- Designing digital health information in a health literacy context
- Award date
- 12 May 2016
- Number of pages
- Document type
- PhD thesis
- Faculty of Social and Behavioural Sciences (FMG)
- Amsterdam School of Communication Research (ASCoR)
Digital health information is widely available, but not everyone fully benefits due to limited health literacy. Until now, little was known about how health literacy influences information processing and how design features of digital health information can be used to create optimal health messages for different health literacy groups. This dissertation showed that processing health information places more cognitive demands on people with limited health literacy, resulting in less recall of the information and less positive attitudes towards the message compared to people with de adequate health literacy. Also, people with limited health literacy find it more difficult to imagine the content of health information, resulting in less positive attitudes.
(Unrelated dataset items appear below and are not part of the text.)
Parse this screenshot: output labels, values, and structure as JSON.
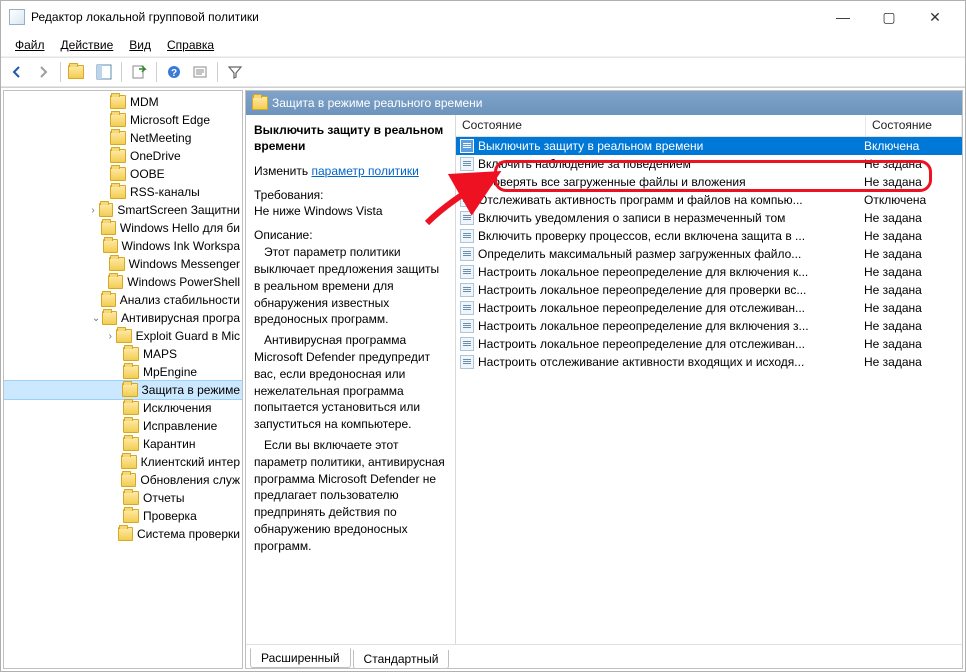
{
  "window": {
    "title": "Редактор локальной групповой политики",
    "controls": {
      "minimize": "—",
      "maximize": "▢",
      "close": "✕"
    }
  },
  "menu": {
    "file": "Файл",
    "action": "Действие",
    "view": "Вид",
    "help": "Справка"
  },
  "toolbar_icons": {
    "back": "arrow-left-icon",
    "forward": "arrow-right-icon",
    "up": "folder-up-icon",
    "tree_toggle": "tree-toggle-icon",
    "export": "export-list-icon",
    "help": "help-icon",
    "props": "properties-icon",
    "filter": "filter-icon"
  },
  "tree": {
    "items": [
      {
        "label": "MDM",
        "indent": 7
      },
      {
        "label": "Microsoft Edge",
        "indent": 7
      },
      {
        "label": "NetMeeting",
        "indent": 7
      },
      {
        "label": "OneDrive",
        "indent": 7
      },
      {
        "label": "OOBE",
        "indent": 7
      },
      {
        "label": "RSS-каналы",
        "indent": 7
      },
      {
        "label": "SmartScreen Защитни",
        "indent": 7,
        "expander": ">"
      },
      {
        "label": "Windows Hello для би",
        "indent": 7
      },
      {
        "label": "Windows Ink Workspa",
        "indent": 7
      },
      {
        "label": "Windows Messenger",
        "indent": 7
      },
      {
        "label": "Windows PowerShell",
        "indent": 7
      },
      {
        "label": "Анализ стабильности",
        "indent": 7
      },
      {
        "label": "Антивирусная програ",
        "indent": 7,
        "expander": "v"
      },
      {
        "label": "Exploit Guard в Mic",
        "indent": 8,
        "expander": ">"
      },
      {
        "label": "MAPS",
        "indent": 8
      },
      {
        "label": "MpEngine",
        "indent": 8
      },
      {
        "label": "Защита в режиме",
        "indent": 8,
        "selected": true
      },
      {
        "label": "Исключения",
        "indent": 8
      },
      {
        "label": "Исправление",
        "indent": 8
      },
      {
        "label": "Карантин",
        "indent": 8
      },
      {
        "label": "Клиентский интер",
        "indent": 8
      },
      {
        "label": "Обновления служ",
        "indent": 8
      },
      {
        "label": "Отчеты",
        "indent": 8
      },
      {
        "label": "Проверка",
        "indent": 8
      },
      {
        "label": "Система проверки",
        "indent": 8
      }
    ]
  },
  "pane": {
    "header": "Защита в режиме реального времени",
    "task": {
      "title": "Выключить защиту в реальном времени",
      "edit_label": "Изменить",
      "policy_link": "параметр политики",
      "req_h": "Требования:",
      "req_text": "Не ниже Windows Vista",
      "desc_h": "Описание:",
      "desc_p1": "Этот параметр политики выключает предложения защиты в реальном времени для обнаружения известных вредоносных программ.",
      "desc_p2": "Антивирусная программа Microsoft Defender предупредит вас, если вредоносная или нежелательная программа попытается установиться или запуститься на компьютере.",
      "desc_p3": "Если вы включаете этот параметр политики, антивирусная программа Microsoft Defender не предлагает пользователю предпринять действия по обнаружению вредоносных программ."
    },
    "list": {
      "col_name": "Состояние",
      "col_state": "Состояние",
      "rows": [
        {
          "name": "Выключить защиту в реальном времени",
          "state": "Включена",
          "selected": true
        },
        {
          "name": "Включить наблюдение за поведением",
          "state": "Не задана"
        },
        {
          "name": "Проверять все загруженные файлы и вложения",
          "state": "Не задана"
        },
        {
          "name": "Отслеживать активность программ и файлов на компью...",
          "state": "Отключена"
        },
        {
          "name": "Включить уведомления о записи в неразмеченный том",
          "state": "Не задана"
        },
        {
          "name": "Включить проверку процессов, если включена защита в ...",
          "state": "Не задана"
        },
        {
          "name": "Определить максимальный размер загруженных файло...",
          "state": "Не задана"
        },
        {
          "name": "Настроить локальное переопределение для включения к...",
          "state": "Не задана"
        },
        {
          "name": "Настроить локальное переопределение для проверки вс...",
          "state": "Не задана"
        },
        {
          "name": "Настроить локальное переопределение для отслеживан...",
          "state": "Не задана"
        },
        {
          "name": "Настроить локальное переопределение для включения з...",
          "state": "Не задана"
        },
        {
          "name": "Настроить локальное переопределение для отслеживан...",
          "state": "Не задана"
        },
        {
          "name": "Настроить отслеживание активности входящих и исходя...",
          "state": "Не задана"
        }
      ]
    },
    "tabs": {
      "extended": "Расширенный",
      "standard": "Стандартный"
    }
  },
  "callout": {
    "present": true
  }
}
Optimally designed messages are therefore low in cognitive load and appeal to the imagination. Such messages are composed by non-difficult texts, illustrated, offer spoken text, and use animations. Furthermore, information that is suitable for people with limited health literacy appeared to be effective in adequate health literacy groups as well. Health communication professionals should therefore not be hesitant to apply these design features in their materials. Carefully designed health messages improve information processing in limited health literacy groups, resulting in a more knowledgeable population and better informed health decisions.